Pour ne pas trop heurter les familles, l'élu préconise d'établir un registre des biens exigés pour le mariage selon les différentes coutumes du pays, ainsi que la création d'une « clause de convention numéraire » pour pérenniser la discussion entre les proches des futurs époux et permettre à l'homme « d'aller au-delà du montant indicatif légal s'il le souhaite ».
Une initiative salutaire pour Jeancy Kapeta, 35 ans, attaché administratif d'une société de fabrication d'objets en plastique : « Mon ex-petite amie m'a quitté parce que je n'avais pas suffisamment d'argent pour l'épouser. Si cette proposition de loi passe, ça me facilitera les choses. Avec mon modeste salaire, je pourrai quand même réunir l'argent et tout ce qu'il faut pour me présenter à ma future belle-famille. Je pense que ce sera un véritable soulagement pour les jeunes hommes de ma condition. »
Jean Bondo, lui, a vécu une tout autre expérience. « Les parents de ma fiancée n'avaient exigé aucune somme d'argent. Sur la liste qu'ils m'avaient fournie, il était marqué "Argent : au choix". Tous les parents ne sont pas cupides. Et je pense que l'Etat ne doit pas s'immiscer dans des affaires intimes qui relèvent de la famille », fait savoir le trentenaire.

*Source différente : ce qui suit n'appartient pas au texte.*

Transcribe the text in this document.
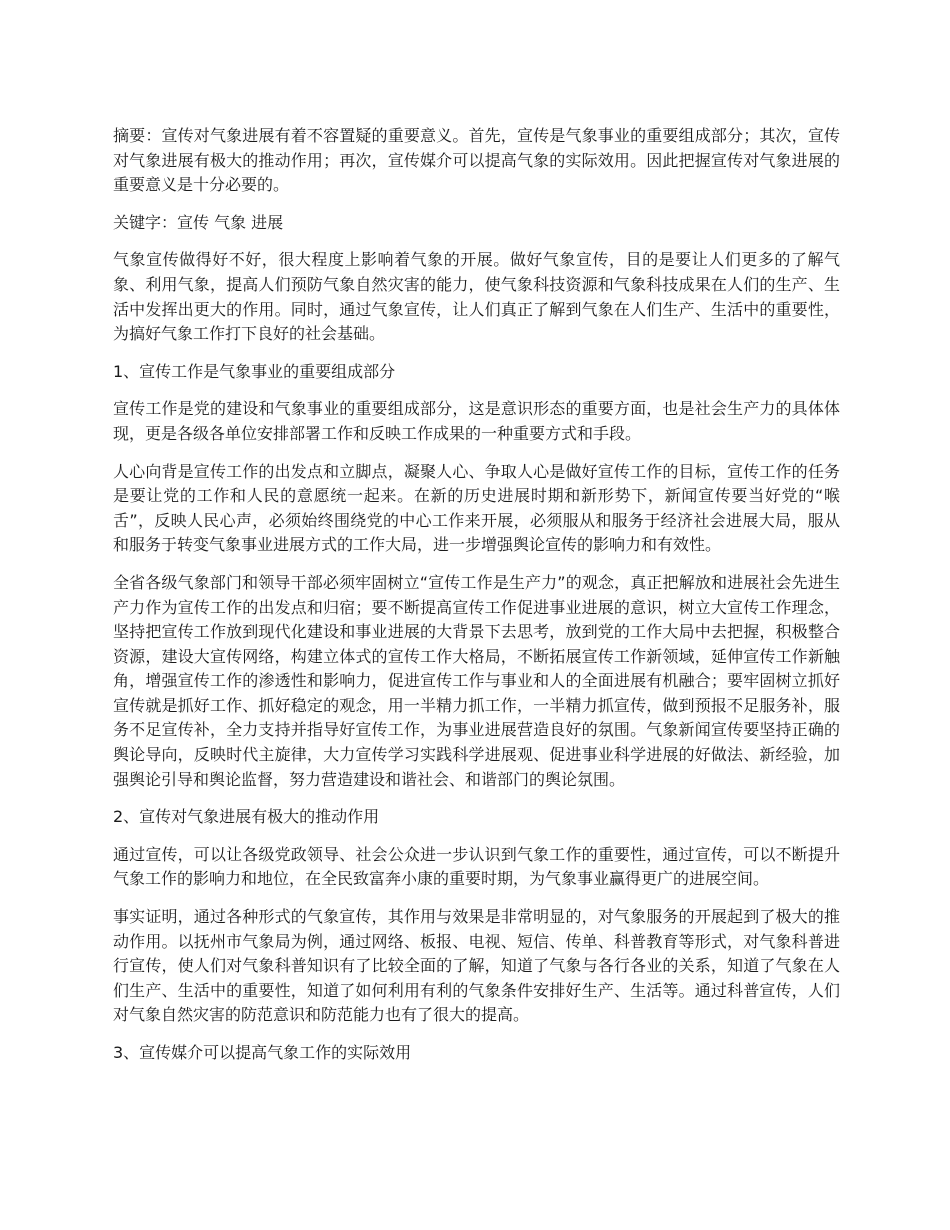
摘要：宣传对气象进展有着不容置疑的重要意义。首先，宣传是气象事业的重要组成部分；其次，宣传对气象进展有极大的推动作用；再次，宣传媒介可以提高气象的实际效用。因此把握宣传对气象进展的重要意义是十分必要的。

关键字：宣传 气象 进展

气象宣传做得好不好，很大程度上影响着气象的开展。做好气象宣传，目的是要让人们更多的了解气象、利用气象，提高人们预防气象自然灾害的能力，使气象科技资源和气象科技成果在人们的生产、生活中发挥出更大的作用。同时，通过气象宣传，让人们真正了解到气象在人们生产、生活中的重要性，为搞好气象工作打下良好的社会基础。

1、宣传工作是气象事业的重要组成部分

宣传工作是党的建设和气象事业的重要组成部分，这是意识形态的重要方面，也是社会生产力的具体体现，更是各级各单位安排部署工作和反映工作成果的一种重要方式和手段。

人心向背是宣传工作的出发点和立脚点，凝聚人心、争取人心是做好宣传工作的目标，宣传工作的任务是要让党的工作和人民的意愿统一起来。在新的历史进展时期和新形势下，新闻宣传要当好党的“喉舌”，反映人民心声，必须始终围绕党的中心工作来开展，必须服从和服务于经济社会进展大局，服从和服务于转变气象事业进展方式的工作大局，进一步增强舆论宣传的影响力和有效性。

全省各级气象部门和领导干部必须牢固树立“宣传工作是生产力”的观念，真正把解放和进展社会先进生产力作为宣传工作的出发点和归宿；要不断提高宣传工作促进事业进展的意识，树立大宣传工作理念，坚持把宣传工作放到现代化建设和事业进展的大背景下去思考，放到党的工作大局中去把握，积极整合资源，建设大宣传网络，构建立体式的宣传工作大格局，不断拓展宣传工作新领域，延伸宣传工作新触角，增强宣传工作的渗透性和影响力，促进宣传工作与事业和人的全面进展有机融合；要牢固树立抓好宣传就是抓好工作、抓好稳定的观念，用一半精力抓工作，一半精力抓宣传，做到预报不足服务补，服务不足宣传补，全力支持并指导好宣传工作，为事业进展营造良好的氛围。气象新闻宣传要坚持正确的舆论导向，反映时代主旋律，大力宣传学习实践科学进展观、促进事业科学进展的好做法、新经验，加强舆论引导和舆论监督，努力营造建设和谐社会、和谐部门的舆论氛围。

2、宣传对气象进展有极大的推动作用

通过宣传，可以让各级党政领导、社会公众进一步认识到气象工作的重要性，通过宣传，可以不断提升气象工作的影响力和地位，在全民致富奔小康的重要时期，为气象事业赢得更广的进展空间。

事实证明，通过各种形式的气象宣传，其作用与效果是非常明显的，对气象服务的开展起到了极大的推动作用。以抚州市气象局为例，通过网络、板报、电视、短信、传单、科普教育等形式，对气象科普进行宣传，使人们对气象科普知识有了比较全面的了解，知道了气象与各行各业的关系，知道了气象在人们生产、生活中的重要性，知道了如何利用有利的气象条件安排好生产、生活等。通过科普宣传，人们对气象自然灾害的防范意识和防范能力也有了很大的提高。

3、宣传媒介可以提高气象工作的实际效用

C'est également l'avis de la députée Christelle Vuanga, présidente de la commission genre, famille et enfants de l'Assemblée nationale, qui s'oppose à cette modification du code de la famille. « La femme n'a pas de prix et on ne saurait estimer sa valeur en argent. Un homme qui estime que la dot demandée est démesurée doit refuser de se marier. C'est la moindre des choses », souligne-t-elle.
Face à toutes ces difficultés et contraintes, certains amoureux optent pour le « yaka tofanda », qui désigne l'union libre en lingala. A leurs yeux, le mariage n'a plus un caractère obligatoire. D'autres montent des stratagèmes et mettent leurs parents devant le fait accompli. « Mon frère a mis sa petite amie enceinte. Cette dernière a été renvoyée de chez elle et habite désormais sous notre toit familial. Nous ne pouvions pas la rejeter. Elle partage la même chambre que mon frère », raconte une habitante de Kinshasa.
Si certains finissent par régulariser leur situation, pour d'autres la cohabitation s'impose en mode de vie. « C'est vrai que la dot fait partie de nos coutumes, mais nos parents doivent se souvenir qu'ils ne nous vendent pas, qu'ils ne font pas un retour sur investissement ou un business », déclare Amani, la jeune architecte d'intérieur.